Using the world around her as a backdrop and adding a bit of her own style, Martinet, a wife, mother and grandmother, has taken her passion for photography and combined it with her love of nature and stop-and-smell-the-roses attitude. Her latest works are currently on display at Penelope’s Café in La Cañada Flintridge, featuring images from her travels around the world and some subjects that she finds in her own backyard in Glendale.

“The first time I thought about taking photos, we were up in Victoria, Canada on a camping trip and we went to Butchart Gardens,” Martinet said. “They had begonias like I had never seen and I started snapping pictures. When I got home and saw what I had captured, I kind of liked it. Over the years, I had done a little bit, but I was working. And then I retired almost four years ago and it’s just been a real new and exciting thing and I just love it.”

A Southern California native who grew up in Toluca Lake, Martinet’s parents were both in the motion-picture business. “I was brought up in that,” she said. “My father also loved to take photos, though only black-and-white ones in those days. And he was really good. He never did anything like this, but he could capture whatever it is. I was raised in a house like that.”

Along with her husband of 50 years, Ken, Martinet is a member at St. Bede the Venerable Church and is actively involved with Catholic Big Brothers and Big Sisters. With a daughter who is a teacher at the Community Center, Martinet says of La Cañada, “Our lives are here.”

Using the world around her as a backdrop, Martinet’s photos capture moments she cherishes. Descanso Gardens and the Huntington Library are favorite spots for her, as is the California coastline. “I really like the macro lens and capturing the beauty inside of a flower,” she says. “My favorite place is Cambria. It’s absolutely paradise. We go up there quite often. I am constantly taking pictures, all along the coast. I take them over and over again, and every time I take them, they’re different. So that’s my spot.”

Martinet credits her love of nature as an inspiration in her work, and the display at Penelope’s is clear evidence of this.

“I find so much of God in nature and I think that’s what keeps me going,” Martinet says. “I look at something and think, God created these amazing things and I’m very taken with it. I see it and I want somebody else to see it. I’ll be with friends and I’ll stop and say, have you really looked at that flower? And a lot of people don’t. To really look at it and see the beauty in it — that’s what gets me going.”

One photograph, titled “Male Deer Fawn,” was taken in Martinet’s backyard when a deer unexpectedly walked toward her. The photograph is an example of Martinet’s use of nature as a subject in her photography. However, a trip to Ghana inspired Martinet to take rolls of film capturing the daily lives of those who live there.
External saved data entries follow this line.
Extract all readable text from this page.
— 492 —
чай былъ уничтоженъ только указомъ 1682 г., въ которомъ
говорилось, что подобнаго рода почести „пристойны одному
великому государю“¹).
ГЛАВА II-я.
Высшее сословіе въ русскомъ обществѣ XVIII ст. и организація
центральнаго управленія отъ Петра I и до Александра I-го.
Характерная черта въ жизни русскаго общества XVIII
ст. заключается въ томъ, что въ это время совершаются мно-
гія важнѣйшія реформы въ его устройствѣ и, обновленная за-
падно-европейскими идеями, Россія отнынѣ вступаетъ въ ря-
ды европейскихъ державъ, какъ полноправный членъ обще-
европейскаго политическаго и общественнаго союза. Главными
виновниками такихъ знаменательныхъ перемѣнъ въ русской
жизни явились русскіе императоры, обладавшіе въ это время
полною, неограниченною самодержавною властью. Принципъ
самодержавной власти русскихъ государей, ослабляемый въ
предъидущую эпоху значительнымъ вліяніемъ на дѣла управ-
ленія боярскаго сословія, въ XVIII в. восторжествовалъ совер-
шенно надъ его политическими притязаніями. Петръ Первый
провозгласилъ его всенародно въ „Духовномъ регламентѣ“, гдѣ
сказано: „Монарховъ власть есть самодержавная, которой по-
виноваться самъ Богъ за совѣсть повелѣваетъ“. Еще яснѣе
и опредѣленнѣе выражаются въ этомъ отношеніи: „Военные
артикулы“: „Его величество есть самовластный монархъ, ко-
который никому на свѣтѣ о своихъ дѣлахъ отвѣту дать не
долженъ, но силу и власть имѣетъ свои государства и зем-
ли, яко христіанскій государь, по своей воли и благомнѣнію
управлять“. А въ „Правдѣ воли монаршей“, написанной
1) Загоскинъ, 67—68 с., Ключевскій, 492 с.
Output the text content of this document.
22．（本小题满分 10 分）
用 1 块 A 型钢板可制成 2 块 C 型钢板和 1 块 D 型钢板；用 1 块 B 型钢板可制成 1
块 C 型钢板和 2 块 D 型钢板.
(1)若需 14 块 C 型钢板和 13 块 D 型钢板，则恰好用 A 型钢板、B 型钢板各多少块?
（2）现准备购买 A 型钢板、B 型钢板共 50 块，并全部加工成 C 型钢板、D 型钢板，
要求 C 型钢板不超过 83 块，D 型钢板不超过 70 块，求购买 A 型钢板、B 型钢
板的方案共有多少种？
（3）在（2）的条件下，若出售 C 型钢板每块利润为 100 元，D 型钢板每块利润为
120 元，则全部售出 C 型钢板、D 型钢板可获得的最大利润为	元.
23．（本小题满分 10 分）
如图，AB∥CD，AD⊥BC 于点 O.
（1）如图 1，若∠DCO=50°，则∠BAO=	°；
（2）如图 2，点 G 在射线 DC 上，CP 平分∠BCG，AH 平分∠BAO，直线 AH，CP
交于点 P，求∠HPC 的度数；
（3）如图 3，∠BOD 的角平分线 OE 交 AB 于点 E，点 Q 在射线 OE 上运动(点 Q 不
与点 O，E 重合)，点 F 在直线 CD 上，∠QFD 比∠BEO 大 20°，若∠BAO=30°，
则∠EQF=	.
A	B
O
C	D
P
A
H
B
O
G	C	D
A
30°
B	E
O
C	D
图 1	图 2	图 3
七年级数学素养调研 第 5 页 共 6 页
“That was very unusual of me,” she says of the photos from her trip. “I think the only pictures I’ve taken of people were my grandkids. Those people were like looking at a beautiful flower; they were so happy, they smile so big. They’re just the happiest people and they have nothing.”

With the support of her friends and family, Martinet plans to continue taking photographs for as long as she is able to. “People encourage me,” she says. “They ask if they can buy a few photographs and it’s just fun.”